UPDATE, Day 14: Well, Miyabiyama quickly ended the Estonian rookie's dreams of winning the tournament during his makuuchi debut, handing him his 3rd loss. Baruto made the mistake of trying to force Miyabiyama's head down. All that accomplished was to lower the center of gravity and concentrate the weight of the heaviest rikishi still wrestling. Hakuho and Miyabiyama remain at 13-1 and could face a final playoff if both win or both lose on Day 15, when Hakuho gets his shot at Baruto (11-3) and Miyabiyama faces Asasekiryu (10-4). Even if he doesn't win the tournament, Miyabiyama is sure to win promotion from sekiwake to ozeki, while the Bulgarian Kotooshu (7-7) risks demotion from ozeki back to sekiwake unless he can defeat fellow ozeki Chiyotaikai (10-4) tomorrow.
UPDATE, Day 15: New ozeki Hakuho wins his first tournament after defeating Miyabiyama in a playoff. Both rikishi finished at 14-1 after Hakuho quickly left Baruto (11-4) prone on the clay and Miyabiyama shoved out Asasekiryu (11-4). Miyabiyama is likely to be the newest ozeki at the Nagoya basho in July. Kotooshu (8-7) barely managed to retain his rank by defeating fellow ozeki Chiyotaikai (10-5). However, the two Mongolian komusubi are likely to lose their ranks: small but scrappy Ama (4-11) and middle-of-the-pack Kyokutenho (5-10). Asasekiryu and Baruto may well replace them.
RELATED POSTS: Japundit's Danny Bloom notes a Japan Times article about the differences between how well foreigners in Japan master Japanese in professional sumo and in professional baseball.
Twenty years ago, the most prominent foreign rikishi (sumo wrestlers) tended to be from Hawaii, which has a large Japanese-American population and close cultural ties with Japan. More recently, however, most foreign rikishi have hailed from Mongolia (Asashoryu), as well as Bulgaria (Kotooshu), Russia (Rohou) and other former Soviet bloc countries. Frequently appearing in TV interviews, the wrestlers do, of course, make the occasional error -- but when they speak, they sound like sumo rikishi, and they express themselves in a manner remarkably similar to their Japanese counterparts [yeah, mumbling and inarticulate in both cases--J.].And Japundit's baseball contributor (and NY Yankees fan) Mike Plugh has two informative posts about ironman Hideki Matsui's wrist injury: a backgrounder, Godzilla vs. Misfortune, and an update on fan reactions in Japan and the U.S., Feeding the monster.

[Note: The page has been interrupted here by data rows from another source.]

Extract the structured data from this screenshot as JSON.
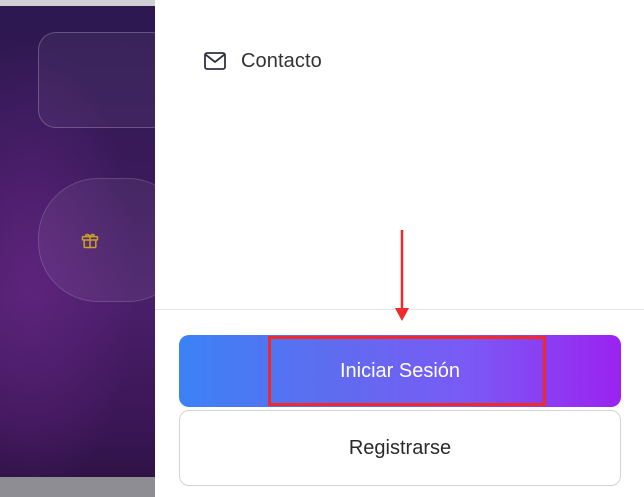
{
  "drawer": {
    "nav_items": [
      {
        "label": "Contacto",
        "icon": "mail-icon"
      }
    ],
    "login_button_label": "Iniciar Sesión",
    "register_button_label": "Registrarse"
  },
  "background": {
    "icons": [
      "gift-icon"
    ]
  },
  "annotation": {
    "target": "login-button",
    "color": "#ee2a2a"
  },
  "colors": {
    "gradient_start": "#3b82f6",
    "gradient_end": "#9b22f0",
    "gift_icon": "#c9a227",
    "background_dark": "#3a1a5a"
  }
}
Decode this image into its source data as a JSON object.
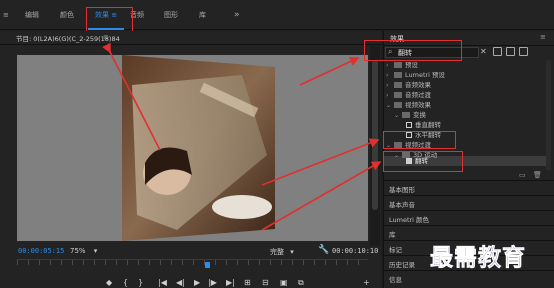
{
  "workspace": {
    "menu_glyph": "≡",
    "tabs": [
      {
        "label": "编辑"
      },
      {
        "label": "颜色"
      },
      {
        "label": "效果 ≡"
      },
      {
        "label": "音频"
      },
      {
        "label": "图形"
      },
      {
        "label": "库"
      }
    ],
    "more": "»"
  },
  "program_monitor": {
    "title": "节目: 0(L2A)6(G)(C_2-259(18)84",
    "menu": "≡",
    "timecode_current": "00:00:05:15",
    "zoom": "75%",
    "quality": "完整",
    "timecode_duration": "00:00:10:10",
    "playback_progress": 0.54,
    "controls": [
      "◆",
      "{",
      "}",
      "|◀",
      "◀|",
      "▶",
      "|▶",
      "▶|",
      "⊞",
      "⊟",
      "▣",
      "⧉",
      "+"
    ]
  },
  "effects_panel": {
    "title": "效果",
    "menu": "≡",
    "search_value": "翻转",
    "search_clear": "✕",
    "tree": [
      {
        "label": "预设",
        "expanded": false,
        "kind": "folder"
      },
      {
        "label": "Lumetri 预设",
        "expanded": false,
        "kind": "folder"
      },
      {
        "label": "音频效果",
        "expanded": false,
        "kind": "folder"
      },
      {
        "label": "音频过渡",
        "expanded": false,
        "kind": "folder"
      },
      {
        "label": "视频效果",
        "expanded": true,
        "kind": "folder"
      },
      {
        "label": "变换",
        "expanded": true,
        "kind": "folder"
      },
      {
        "label": "垂直翻转",
        "kind": "effect"
      },
      {
        "label": "水平翻转",
        "kind": "effect"
      },
      {
        "label": "视频过渡",
        "expanded": true,
        "kind": "folder"
      },
      {
        "label": "3D 运动",
        "expanded": true,
        "kind": "folder"
      },
      {
        "label": "翻转",
        "kind": "effect",
        "selected": true
      }
    ],
    "sections": [
      "基本图形",
      "基本声音",
      "Lumetri 颜色",
      "库",
      "标记",
      "历史记录",
      "信息"
    ]
  },
  "watermark": "最需教育",
  "colors": {
    "accent": "#2d8ceb",
    "annotation": "#e03030",
    "canvas": "#808080"
  }
}
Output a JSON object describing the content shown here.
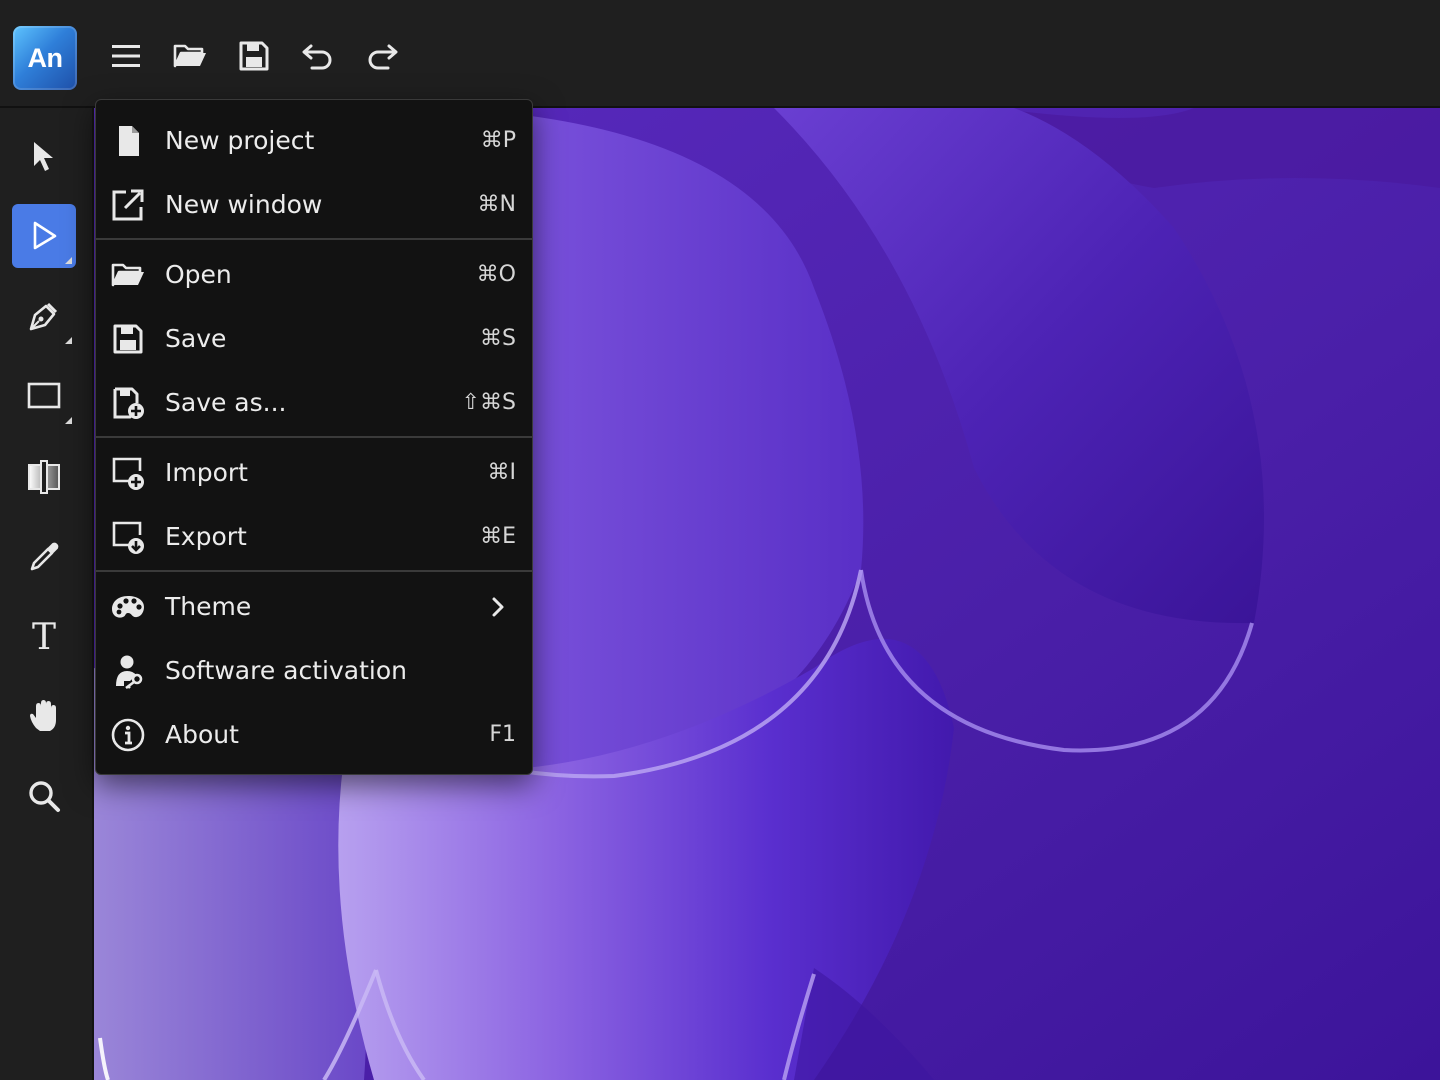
{
  "app": {
    "logo_text": "An",
    "brand_color": "#2f7fd9"
  },
  "toolbar": {
    "buttons": [
      {
        "icon": "hamburger-menu-icon",
        "label": "Menu"
      },
      {
        "icon": "folder-open-icon",
        "label": "Open"
      },
      {
        "icon": "save-icon",
        "label": "Save"
      },
      {
        "icon": "undo-icon",
        "label": "Undo"
      },
      {
        "icon": "redo-icon",
        "label": "Redo"
      }
    ]
  },
  "tools": [
    {
      "icon": "select-arrow-icon",
      "active": false
    },
    {
      "icon": "direct-select-arrow-icon",
      "active": true
    },
    {
      "icon": "pen-tool-icon",
      "active": false
    },
    {
      "icon": "rectangle-tool-icon",
      "active": false
    },
    {
      "icon": "gradient-tool-icon",
      "active": false
    },
    {
      "icon": "eyedropper-icon",
      "active": false
    },
    {
      "icon": "text-tool-icon",
      "active": false
    },
    {
      "icon": "hand-tool-icon",
      "active": false
    },
    {
      "icon": "zoom-tool-icon",
      "active": false
    }
  ],
  "menu": {
    "items": [
      {
        "label": "New project",
        "shortcut": "⌘P",
        "icon": "new-file-icon"
      },
      {
        "label": "New window",
        "shortcut": "⌘N",
        "icon": "new-window-icon"
      },
      {
        "label": "Open",
        "shortcut": "⌘O",
        "icon": "folder-open-icon"
      },
      {
        "label": "Save",
        "shortcut": "⌘S",
        "icon": "save-icon"
      },
      {
        "label": "Save as...",
        "shortcut": "⇧⌘S",
        "icon": "save-as-icon"
      },
      {
        "label": "Import",
        "shortcut": "⌘I",
        "icon": "import-icon"
      },
      {
        "label": "Export",
        "shortcut": "⌘E",
        "icon": "export-icon"
      },
      {
        "label": "Theme",
        "shortcut": "",
        "icon": "palette-icon",
        "submenu": true
      },
      {
        "label": "Software activation",
        "shortcut": "",
        "icon": "activation-key-icon"
      },
      {
        "label": "About",
        "shortcut": "F1",
        "icon": "info-icon"
      }
    ]
  },
  "colors": {
    "active_tool": "#4a7be6",
    "canvas_dark": "#3d17a0",
    "canvas_light": "#a58be8"
  }
}
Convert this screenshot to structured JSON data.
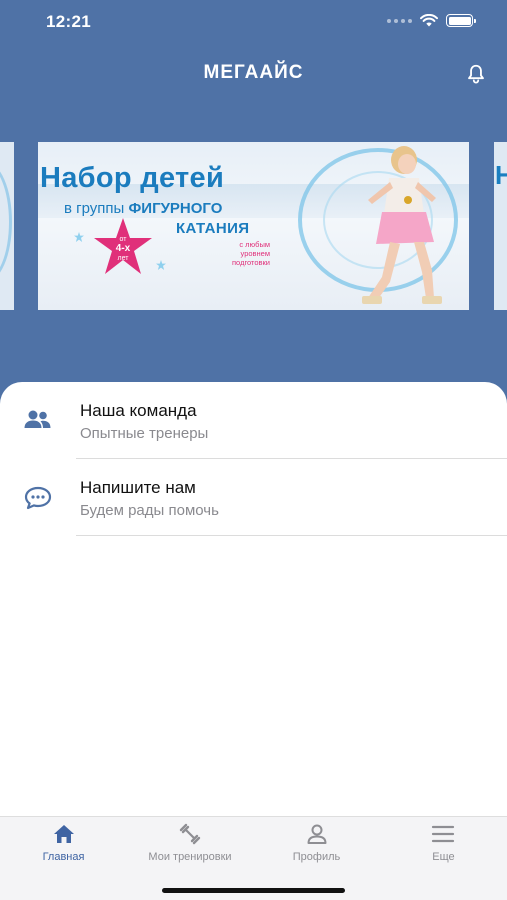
{
  "status_bar": {
    "time": "12:21"
  },
  "header": {
    "title": "МЕГААЙС"
  },
  "banner": {
    "headline": "Набор детей",
    "line2_prefix": "в группы ",
    "line2_bold": "ФИГУРНОГО",
    "line3": "КАТАНИЯ",
    "age_top": "от",
    "age_main": "4-х",
    "age_bottom": "лет",
    "small_line1": "с любым",
    "small_line2": "уровнем подготовки",
    "right_card_fragment": "Н"
  },
  "menu": {
    "items": [
      {
        "title": "Наша команда",
        "subtitle": "Опытные тренеры",
        "icon": "people-icon"
      },
      {
        "title": "Напишите нам",
        "subtitle": "Будем рады помочь",
        "icon": "chat-bubble-icon"
      }
    ]
  },
  "tabbar": {
    "tabs": [
      {
        "label": "Главная",
        "icon": "home-icon",
        "active": true
      },
      {
        "label": "Мои тренировки",
        "icon": "dumbbell-icon",
        "active": false
      },
      {
        "label": "Профиль",
        "icon": "person-icon",
        "active": false
      },
      {
        "label": "Еще",
        "icon": "menu-icon",
        "active": false
      }
    ]
  },
  "colors": {
    "brand": "#4f72a6",
    "tab_active": "#3f64a3",
    "tab_inactive": "#8e8e93",
    "banner_blue": "#1b7cbe",
    "banner_pink": "#e0307a"
  }
}
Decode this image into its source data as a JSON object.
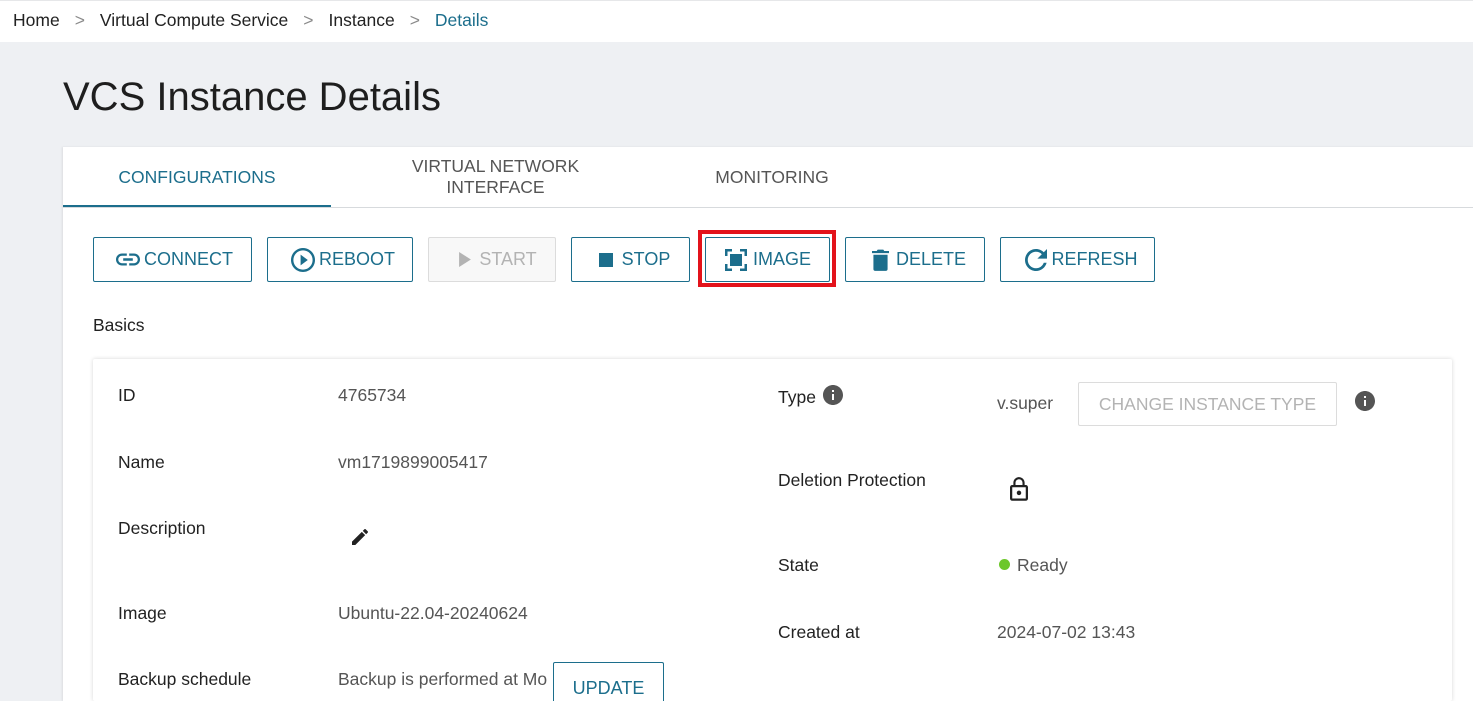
{
  "breadcrumb": {
    "separator": ">",
    "items": [
      "Home",
      "Virtual Compute Service",
      "Instance",
      "Details"
    ]
  },
  "page_title": "VCS Instance Details",
  "tabs": [
    {
      "label": "CONFIGURATIONS",
      "active": true
    },
    {
      "label": "VIRTUAL NETWORK INTERFACE",
      "active": false
    },
    {
      "label": "MONITORING",
      "active": false
    }
  ],
  "toolbar": {
    "buttons": [
      {
        "label": "CONNECT",
        "icon": "link-icon",
        "enabled": true
      },
      {
        "label": "REBOOT",
        "icon": "play-circle-icon",
        "enabled": true
      },
      {
        "label": "START",
        "icon": "play-icon",
        "enabled": false
      },
      {
        "label": "STOP",
        "icon": "stop-icon",
        "enabled": true
      },
      {
        "label": "IMAGE",
        "icon": "image-capture-icon",
        "enabled": true,
        "highlighted": true
      },
      {
        "label": "DELETE",
        "icon": "trash-icon",
        "enabled": true
      },
      {
        "label": "REFRESH",
        "icon": "refresh-icon",
        "enabled": true
      }
    ]
  },
  "basics": {
    "title": "Basics",
    "id": {
      "label": "ID",
      "value": "4765734"
    },
    "name": {
      "label": "Name",
      "value": "vm1719899005417"
    },
    "description": {
      "label": "Description",
      "edit_icon": "pencil-icon"
    },
    "image": {
      "label": "Image",
      "value": "Ubuntu-22.04-20240624"
    },
    "backup_schedule": {
      "label": "Backup schedule",
      "value": "Backup is performed at Mo",
      "action_label": "UPDATE"
    },
    "type": {
      "label": "Type",
      "value": "v.super",
      "info_icon": "info-icon",
      "action_label": "CHANGE INSTANCE TYPE",
      "action_enabled": false
    },
    "deletion_protection": {
      "label": "Deletion Protection",
      "icon": "lock-icon"
    },
    "state": {
      "label": "State",
      "value": "Ready",
      "status_color": "#6cc72a"
    },
    "created_at": {
      "label": "Created at",
      "value": "2024-07-02 13:43"
    }
  },
  "theme": {
    "accent": "#1c6e8c",
    "highlight": "#e3131b",
    "page_background": "#eef0f3",
    "disabled_text": "#b3b3b3"
  }
}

This language proficiency, particularly among foreign grapplers from countries with only tenuous historical and cultural ties to Japan, has become a topic of academic study. Dr. Satoshi Miyazaki, a professor at the Graduate School of Japanese Applied Linguistics, Waseda University, began his field work in 1997....
"To learn the language, they don't need a teacher or a dictionary," Miyazaki says. "They just learn through osmosis. Foreign rikishi are not here to learn Japanese, but to learn sumo. But by learning sumo they have to learn Japanese. That's their motivation. Many students who learn in classroom studies don't know what to do with the language they learn. So it's a matter of identity."